Page:Yver - Les Cervelines.djvu/129

La bibliothèque libre.
Cette page n’a pas encore été corrigée

Il avait été ce soir-là, — un peu exalté par la chaleur excitante, et aussi sous l’influence de cette ovation qu’il venait d’entendre, — il avait été, près de Marceline, tout différent de son aspect ordinaire, flatteur à l’excès et parleur intrépide. « On voit bien que vous savez tout, lui disait-il en remontant la vaste rue Jeanne-d’Arc, bleuâtre, vide et sonore dans la nuit ; mais ce n’est pas cela qu’on admire en vous, car d’un livre on apprendrait aussi ; mais c’est le quelque chose de génial que vous mettez à l’exprimer ; vous n’êtes pas une savante, vous êtes une artiste. » Positivement, à cette minute son enthousiasme débordait.

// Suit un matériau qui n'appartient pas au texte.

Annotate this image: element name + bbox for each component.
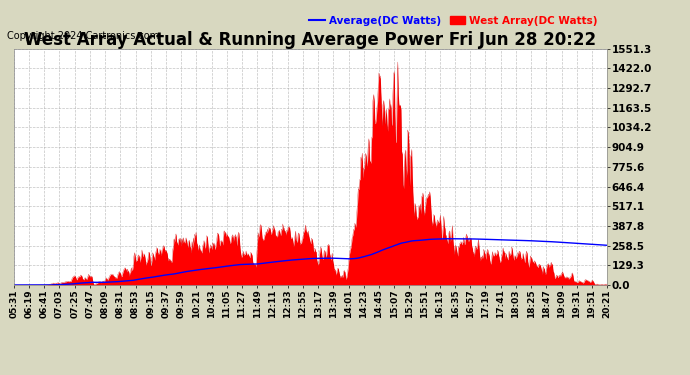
Title: West Array Actual & Running Average Power Fri Jun 28 20:22: West Array Actual & Running Average Powe… <box>24 31 597 49</box>
Legend: Average(DC Watts), West Array(DC Watts): Average(DC Watts), West Array(DC Watts) <box>305 11 602 30</box>
Text: Copyright 2024 Cartronics.com: Copyright 2024 Cartronics.com <box>7 32 159 41</box>
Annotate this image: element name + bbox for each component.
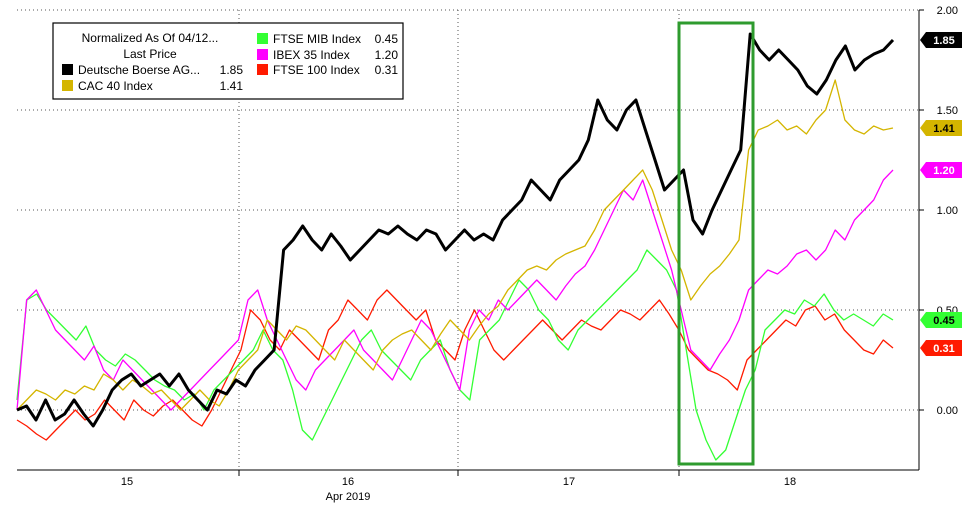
x-axis-month-label: Apr 2019 [326,491,371,503]
legend-swatch [62,80,73,91]
legend: Normalized As Of 04/12... Last Price Deu… [52,22,404,100]
badge-label: 1.41 [933,123,954,135]
legend-series-value: 1.85 [220,63,244,77]
badge-label: 0.31 [933,343,954,355]
legend-series-value: 0.45 [375,32,399,46]
series-line-3 [16,169,894,411]
legend-swatch [257,33,268,44]
badge-shape [920,312,962,328]
legend-swatch [257,64,268,75]
x-tick-label: 17 [563,476,575,488]
legend-swatch [257,49,268,60]
series-line-1 [16,79,894,411]
legend-series-name: IBEX 35 Index [273,48,350,62]
legend-series-name: CAC 40 Index [78,79,153,93]
x-tick-label: 18 [784,476,796,488]
y-tick-label: 1.50 [937,105,958,117]
badge-label: 1.20 [933,165,954,177]
y-tick-label: 2.00 [937,5,958,17]
badge-shape [920,32,962,48]
badge-shape [920,120,962,136]
legend-series-name: FTSE MIB Index [273,32,361,46]
legend-subtitle: Last Price [123,47,177,61]
x-tick-label: 16 [342,476,354,488]
legend-series-name: FTSE 100 Index [273,63,360,77]
legend-entries: Deutsche Boerse AG... 1.85 CAC 40 Index 1.4… [62,32,398,93]
legend-series-value: 0.31 [375,63,399,77]
badge-shape [920,162,962,178]
last-value-badge: 1.41 [920,120,962,136]
badge-label: 0.45 [933,315,954,327]
series-line-4 [16,289,894,441]
last-value-badge: 0.31 [920,340,962,356]
last-value-badges: 1.85 1.41 0.45 1.20 0.31 [920,32,962,356]
y-tick-label: 0.00 [937,405,958,417]
x-axis-ticks: 15 16 17 18 [121,470,796,488]
legend-swatch [62,64,73,75]
last-value-badge: 0.45 [920,312,962,328]
series-lines [16,32,895,461]
series-line-0 [16,32,895,428]
legend-series-value: 1.20 [375,48,399,62]
badge-label: 1.85 [933,35,954,47]
legend-box [52,22,404,100]
last-value-badge: 1.20 [920,162,962,178]
legend-series-name: Deutsche Boerse AG... [78,63,200,77]
highlight-box [677,21,755,466]
y-tick-label: 1.00 [937,205,958,217]
last-value-badge: 1.85 [920,32,962,48]
legend-series-value: 1.41 [220,79,244,93]
badge-shape [920,340,962,356]
legend-title: Normalized As Of 04/12... [82,31,219,45]
x-tick-label: 15 [121,476,133,488]
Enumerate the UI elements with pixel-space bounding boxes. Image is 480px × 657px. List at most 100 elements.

Et comme on passait alors sous la tombée drue et violente d’un jet de lumière électrique, venue des hauts lampadaires, elle tourna vers lui son visage qui souriait : « C’est la vision finale du costume qui donnait cette illusion », prononça-t-elle, très simple. Et il eut l’impression, en recevant d’un coup tout le regard de ses yeux, qu’il venait d’apercevoir l’abîme d’une âme.

Depuis il s’était repris et se jugeait même un peu ridicule pour s’être, à son âge, livré comme un lycéen ou quelque vieux radoteur galant à cette débauche de louanges envers une femme qu’il pouvait être appelé à revoir. Marceline avait raison ; c’était l’illusion du mannequin habillé qui avait fait l’ivresse de la salle. « Un mannequin habillé, c’est un peu ce qu’elles sont », se répétait-il dans sa marotte contre ces créatures cérébrales qu’il exécrait. Mais il se disait aussi que celle-là ne ressemblait ni à Eugénie Lebrun, ni à l’interne de Tisserel.